In yesterday’s post, I celebrated being able to finally have the white dish set I’ve been wanting. I was and am so very excited to finally have a complete single set that I can serve up to 8 people with and still have match.
Today, I had to deal with the uneasy aspect: I had to let go of the old dishes. Now, this wasn’t sudden to me. I knew I had to let them go, and even mentioned them last week.
But I think the difficult aspect was the memories I’ve had with these dishes. Both of these sets were given to me at my wedding and bridal shower, by close family friends. I had registered for them, and have enjoyed them all through these past 6 years.
They were all in great condition, which made it even harder. So, why did I go through with it? What spurred me on to post them for sale and then accept the money for them?
This picture right here:
Seeing the crisp clean white and everything neatly matching helped me.

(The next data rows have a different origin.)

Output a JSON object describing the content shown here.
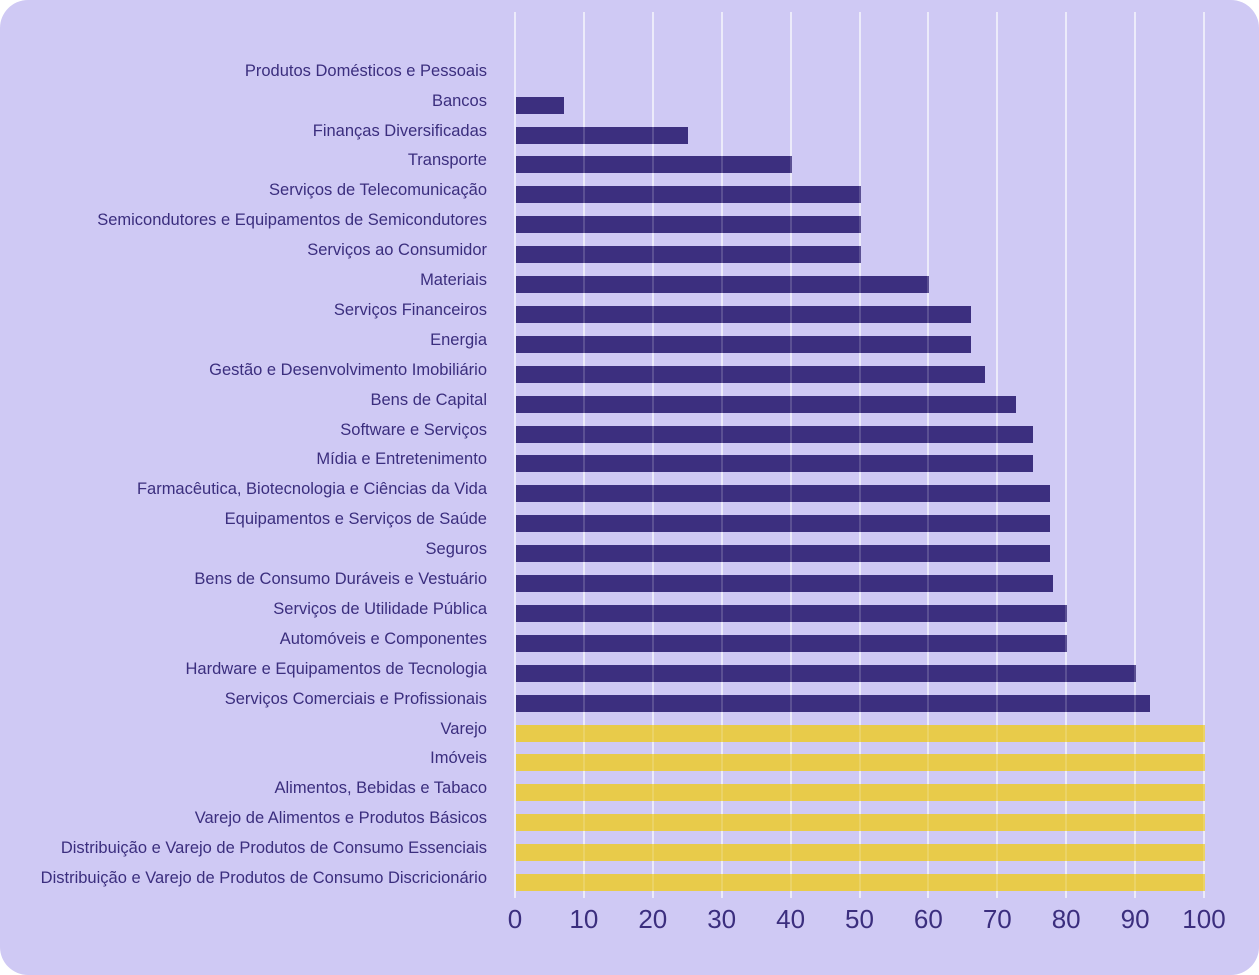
{
  "chart_data": {
    "type": "bar",
    "orientation": "horizontal",
    "title": "",
    "xlabel": "",
    "ylabel": "",
    "xlim": [
      0,
      100
    ],
    "x_ticks": [
      "0",
      "10",
      "20",
      "30",
      "40",
      "50",
      "60",
      "70",
      "80",
      "90",
      "100"
    ],
    "grid": true,
    "legend_position": "none",
    "categories": [
      "Produtos Domésticos e Pessoais",
      "Bancos",
      "Finanças Diversificadas",
      "Transporte",
      "Serviços de Telecomunicação",
      "Semicondutores e Equipamentos de Semicondutores",
      "Serviços ao Consumidor",
      "Materiais",
      "Serviços Financeiros",
      "Energia",
      "Gestão e Desenvolvimento Imobiliário",
      "Bens de Capital",
      "Software e Serviços",
      "Mídia e Entretenimento",
      "Farmacêutica, Biotecnologia e Ciências da Vida",
      "Equipamentos e Serviços de Saúde",
      "Seguros",
      "Bens de Consumo Duráveis e Vestuário",
      "Serviços de Utilidade Pública",
      "Automóveis e Componentes",
      "Hardware e Equipamentos de Tecnologia",
      "Serviços Comerciais e Profissionais",
      "Varejo",
      "Imóveis",
      "Alimentos, Bebidas e Tabaco",
      "Varejo de Alimentos e Produtos Básicos",
      "Distribuição e Varejo de Produtos de Consumo Essenciais",
      "Distribuição e Varejo de Produtos de Consumo Discricionário"
    ],
    "values": [
      0,
      7,
      25,
      40,
      50,
      50,
      50,
      60,
      66,
      66,
      68,
      72.5,
      75,
      75,
      77.5,
      77.5,
      77.5,
      78,
      80,
      80,
      90,
      92,
      100,
      100,
      100,
      100,
      100,
      100
    ],
    "bar_groups": [
      "purple",
      "purple",
      "purple",
      "purple",
      "purple",
      "purple",
      "purple",
      "purple",
      "purple",
      "purple",
      "purple",
      "purple",
      "purple",
      "purple",
      "purple",
      "purple",
      "purple",
      "purple",
      "purple",
      "purple",
      "purple",
      "purple",
      "yellow",
      "yellow",
      "yellow",
      "yellow",
      "yellow",
      "yellow"
    ]
  },
  "colors": {
    "background": "#cfc9f4",
    "bar_purple": "#3c2f7f",
    "bar_yellow": "#e8cb4a",
    "text": "#3b2e7e",
    "gridline": "#ffffff"
  }
}
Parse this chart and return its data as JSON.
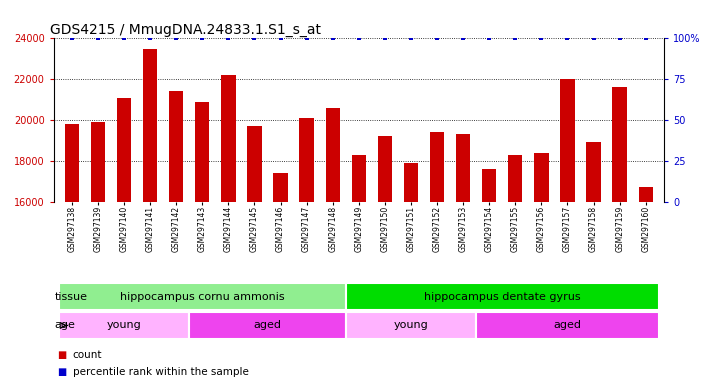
{
  "title": "GDS4215 / MmugDNA.24833.1.S1_s_at",
  "samples": [
    "GSM297138",
    "GSM297139",
    "GSM297140",
    "GSM297141",
    "GSM297142",
    "GSM297143",
    "GSM297144",
    "GSM297145",
    "GSM297146",
    "GSM297147",
    "GSM297148",
    "GSM297149",
    "GSM297150",
    "GSM297151",
    "GSM297152",
    "GSM297153",
    "GSM297154",
    "GSM297155",
    "GSM297156",
    "GSM297157",
    "GSM297158",
    "GSM297159",
    "GSM297160"
  ],
  "counts": [
    19800,
    19900,
    21100,
    23500,
    21400,
    20900,
    22200,
    19700,
    17400,
    20100,
    20600,
    18300,
    19200,
    17900,
    19400,
    19300,
    17600,
    18300,
    18400,
    22000,
    18900,
    21600,
    16700
  ],
  "percentile_rank": 100,
  "ylim_left": [
    16000,
    24000
  ],
  "ylim_right": [
    0,
    100
  ],
  "yticks_left": [
    16000,
    18000,
    20000,
    22000,
    24000
  ],
  "yticks_right": [
    0,
    25,
    50,
    75,
    100
  ],
  "bar_color": "#CC0000",
  "percentile_color": "#0000CC",
  "tissue_groups": [
    {
      "label": "hippocampus cornu ammonis",
      "start": 0,
      "end": 11,
      "color": "#90EE90"
    },
    {
      "label": "hippocampus dentate gyrus",
      "start": 11,
      "end": 23,
      "color": "#00DD00"
    }
  ],
  "age_groups": [
    {
      "label": "young",
      "start": 0,
      "end": 5,
      "color": "#FFB3FF"
    },
    {
      "label": "aged",
      "start": 5,
      "end": 11,
      "color": "#EE44EE"
    },
    {
      "label": "young",
      "start": 11,
      "end": 16,
      "color": "#FFB3FF"
    },
    {
      "label": "aged",
      "start": 16,
      "end": 23,
      "color": "#EE44EE"
    }
  ],
  "tissue_label": "tissue",
  "age_label": "age",
  "legend_count_label": "count",
  "legend_pct_label": "percentile rank within the sample",
  "title_fontsize": 10,
  "tick_fontsize": 7,
  "annotation_fontsize": 8,
  "bar_width": 0.55
}
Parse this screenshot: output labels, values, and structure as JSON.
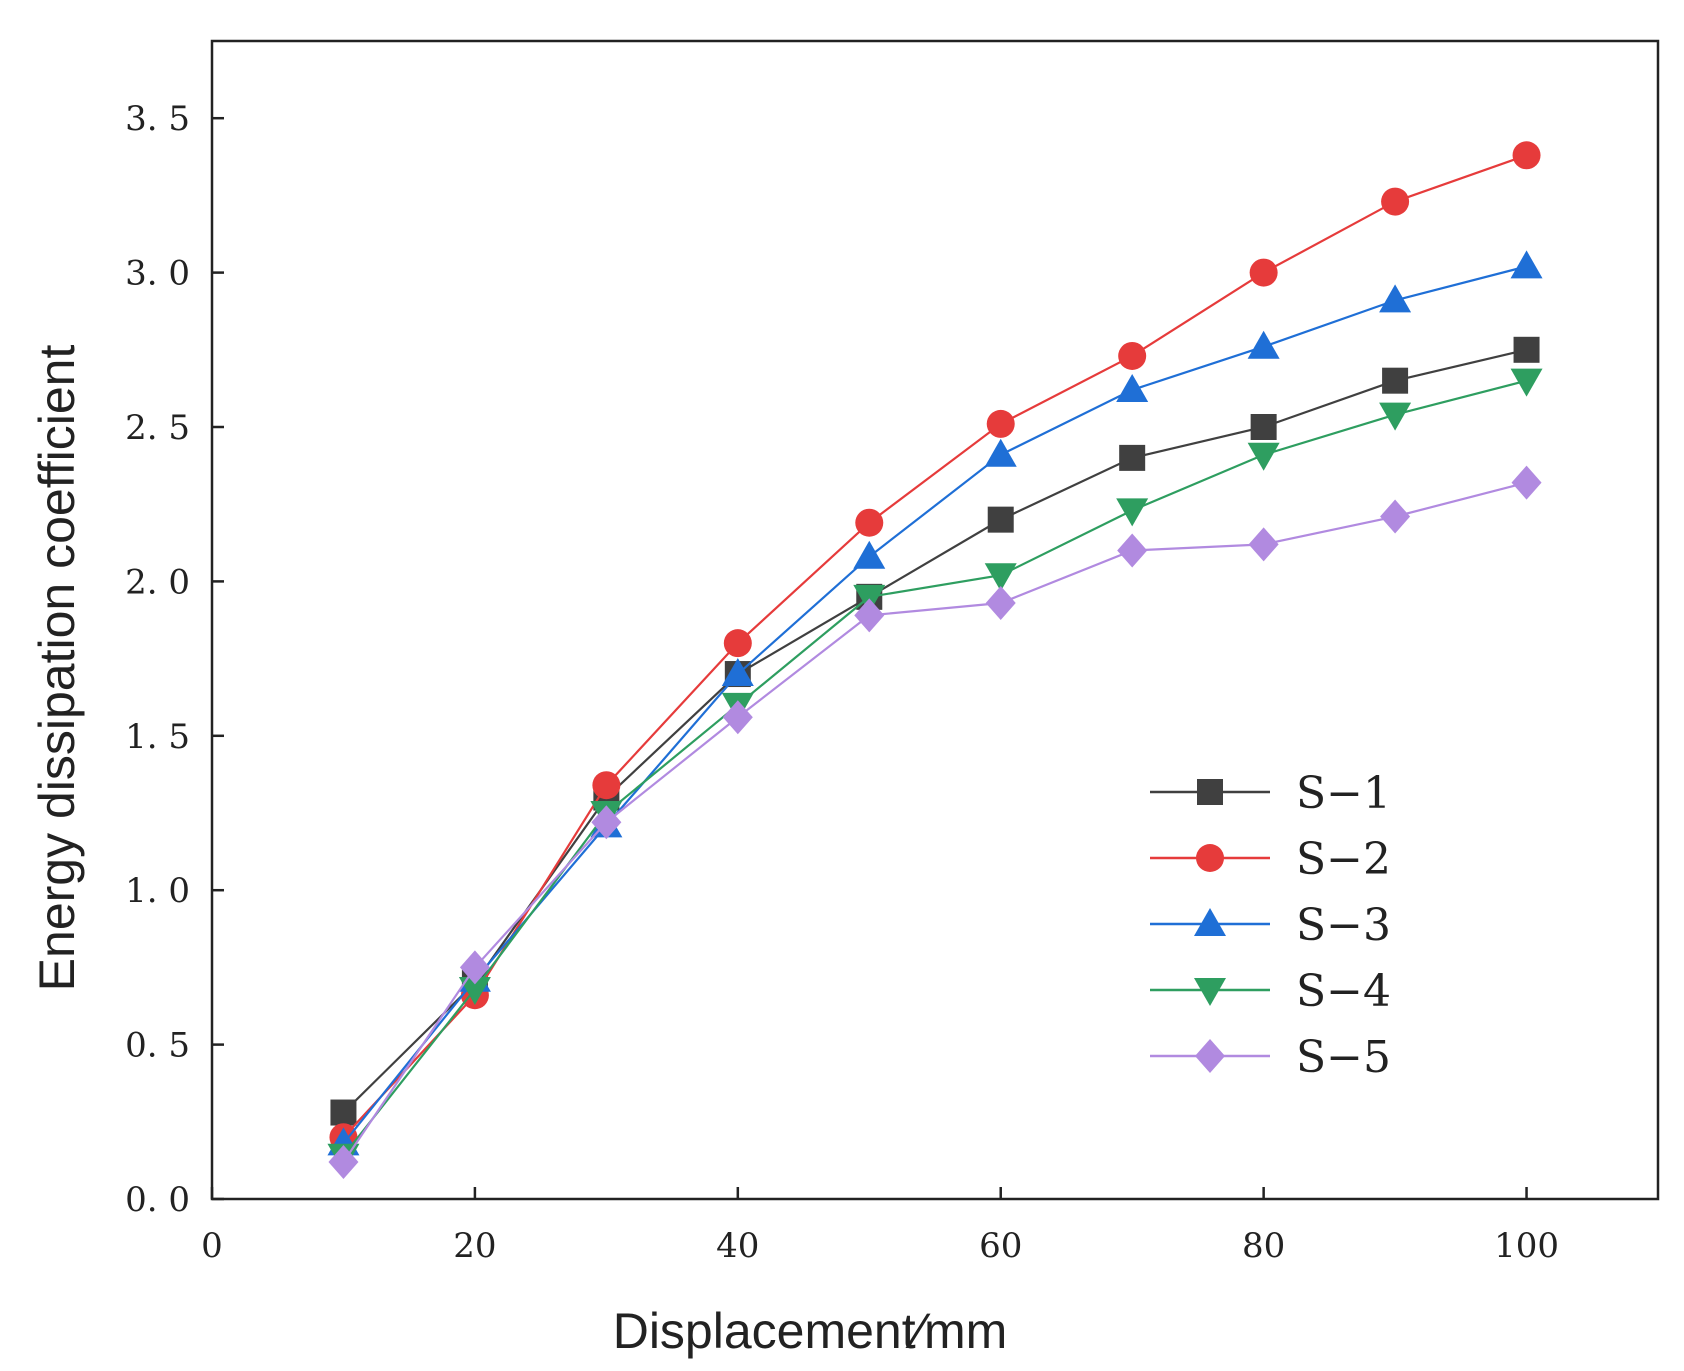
{
  "chart_data": {
    "type": "line",
    "title": "",
    "xlabel": "Displacement∕mm",
    "ylabel": "Energy dissipation coefficient",
    "x": [
      10,
      20,
      30,
      40,
      50,
      60,
      70,
      80,
      90,
      100
    ],
    "xlim": [
      0,
      110
    ],
    "ylim": [
      0,
      3.75
    ],
    "x_ticks": [
      "0",
      "20",
      "40",
      "60",
      "80",
      "100"
    ],
    "y_ticks": [
      "0. 0",
      "0. 5",
      "1. 0",
      "1. 5",
      "2. 0",
      "2. 5",
      "3. 0",
      "3. 5"
    ],
    "legend_position": "bottom-right",
    "series": [
      {
        "name": "S−1",
        "color": "#404040",
        "marker": "square",
        "values": [
          0.28,
          0.7,
          1.3,
          1.7,
          1.95,
          2.2,
          2.4,
          2.5,
          2.65,
          2.75
        ]
      },
      {
        "name": "S−2",
        "color": "#e63b3b",
        "marker": "circle",
        "values": [
          0.2,
          0.66,
          1.34,
          1.8,
          2.19,
          2.51,
          2.73,
          3.0,
          3.23,
          3.38
        ]
      },
      {
        "name": "S−3",
        "color": "#1f6fd6",
        "marker": "triangle-up",
        "values": [
          0.18,
          0.71,
          1.21,
          1.7,
          2.08,
          2.41,
          2.62,
          2.76,
          2.91,
          3.02
        ]
      },
      {
        "name": "S−4",
        "color": "#2e9e60",
        "marker": "triangle-down",
        "values": [
          0.14,
          0.68,
          1.25,
          1.6,
          1.95,
          2.02,
          2.23,
          2.41,
          2.54,
          2.65
        ]
      },
      {
        "name": "S−5",
        "color": "#b18ae0",
        "marker": "diamond",
        "values": [
          0.12,
          0.75,
          1.22,
          1.56,
          1.89,
          1.93,
          2.1,
          2.12,
          2.21,
          2.32
        ]
      }
    ]
  }
}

Also, I gained the understanding that sometimes it is necessary to let go of things in order to move forward. The other option was to keep them on a shelf, let them gather dust and possibly get chipped or damaged while keeping them simply for sentiment.
Now, with selling them, I know they will be enjoyed and cared for by others while I get to enjoy this beautiful set.
I think many times we hold onto items because of guilt or feeling like we are obligated to. Letting go of things helps to keep it in perspective that items do not own us, but instead we are the ones who ultimately get to decide what stays in our space. I can choose which items to keep and which to get rid of based on whether or not it is useful to me, or whether it brings me joy.
This is a very freeing principle, and I feel by accepting the pain of letting go, I am also practicing that principle and have succeeded in gaining control over my home not only in terms of things but also emotionally.
Goodbyes are hard, even with items, but sometimes it is very necessary to let go. I love that minimalism has taught me this principle, and slowly I am beginning to embrace it, both the joy and the pain of letting go.
Have you struggled with letting go of perfectly usable items? What helped you decide that it was in fact the right decision? I’d love to hear your thoughts in the comments.